We’ve put everything we’ve got into it, and we are working harder than we ever have in our lives.  After four years of struggle and determination, and despite the high cost of hydro, propane, financing, supplies, unfunded government requirements, increased CPP costs, damage caused by weather, as well as taxes/fees from three levels of government, we’ve finally done it – we made a small profit this year. But this is about to change. 

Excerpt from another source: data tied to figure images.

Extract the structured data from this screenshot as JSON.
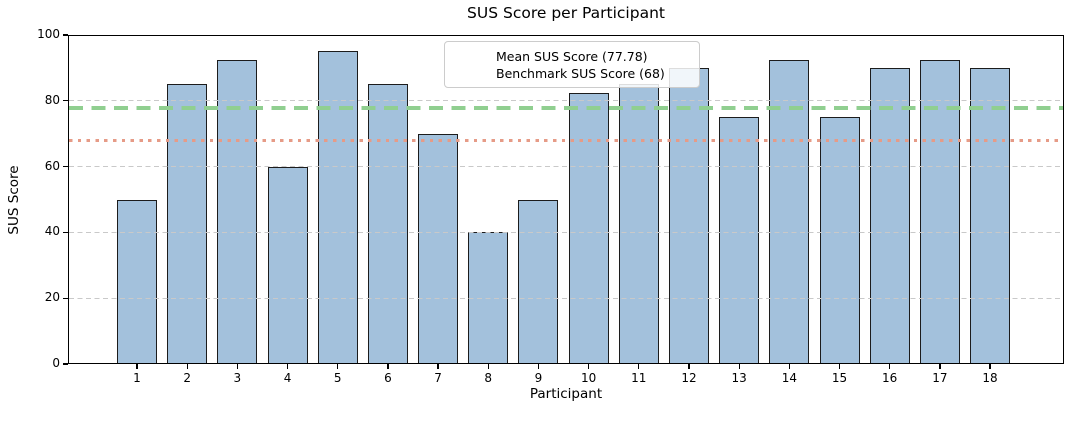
{
  "chart_data": {
    "type": "bar",
    "title": "SUS Score per Participant",
    "xlabel": "Participant",
    "ylabel": "SUS Score",
    "categories": [
      "1",
      "2",
      "3",
      "4",
      "5",
      "6",
      "7",
      "8",
      "9",
      "10",
      "11",
      "12",
      "13",
      "14",
      "15",
      "16",
      "17",
      "18"
    ],
    "values": [
      50,
      85,
      92.5,
      60,
      95,
      85,
      70,
      40,
      50,
      82.5,
      85,
      90,
      75,
      92.5,
      75,
      90,
      92.5,
      90
    ],
    "ylim": [
      0,
      100
    ],
    "yticks": [
      0,
      20,
      40,
      60,
      80,
      100
    ],
    "grid": "horizontal dashed gridlines at y ticks",
    "legend_position": "upper center",
    "bar_fill": "#A3C1DC",
    "bar_edge": "#1C1C1C",
    "gridline_color": "#C9C9C9",
    "reference_lines": [
      {
        "name": "mean",
        "label": "Mean SUS Score (77.78)",
        "value": 77.78,
        "style": "dashed",
        "color": "#90CF90"
      },
      {
        "name": "benchmark",
        "label": "Benchmark SUS Score (68)",
        "value": 68,
        "style": "dotted",
        "color": "#E69B87"
      }
    ]
  }
}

Increasing the minimum wage to $15 per hour seems like a super thing – but it won’t matter if the cost of living in our province isn’t controlled, and the burden on small businesses who are shouldering the increase is not eased.  Otherwise, prices will increase, hours and positions cut, and some businesses may be forced to close altogether, eliminating any benefit the wage increase might provide.  For us, a wage hike will be extremely tough, particularly in the winter when our goal is to simply break even but yet always end up using lines of credit to get through.  We then spend the first half of the summer paying those lines of credit before saving for the next winter.  It feels like we’re on a treadmill – and most businesses here experience the same thing.  It would be easier, and much more cost effective, to simply close through the winter.  But staff would be unemployed, and our community would lose an important gathering place – both points vital to a thriving community. We’re resilient, smart and energetic, and determined to navigate our way through, but this challenge may force us to make difficult changes to our shop.  

We love this community.  We believe that people should be able to pay their bills, support their children, and afford medication, food and heat.  But that can only happen if our government works to lower the cost of living.  Perhaps the income threshold at which individuals start being taxed could be raised to, say, $25,000 ensuring that more money could remain in everyone’s pockets – rather than increase minimum wage and damage small business.  Or at least offer relief to business owners who are scrambling to figure out how to cover this sudden and extreme wage hike.

Kathleen Wynne’s current plan, while it may help her get re-elected, will likely put people out of jobs and increase everybody’s cost of living, as businesses struggle to stay viable.  And we worry that her plan may lead to Ontario into a recession.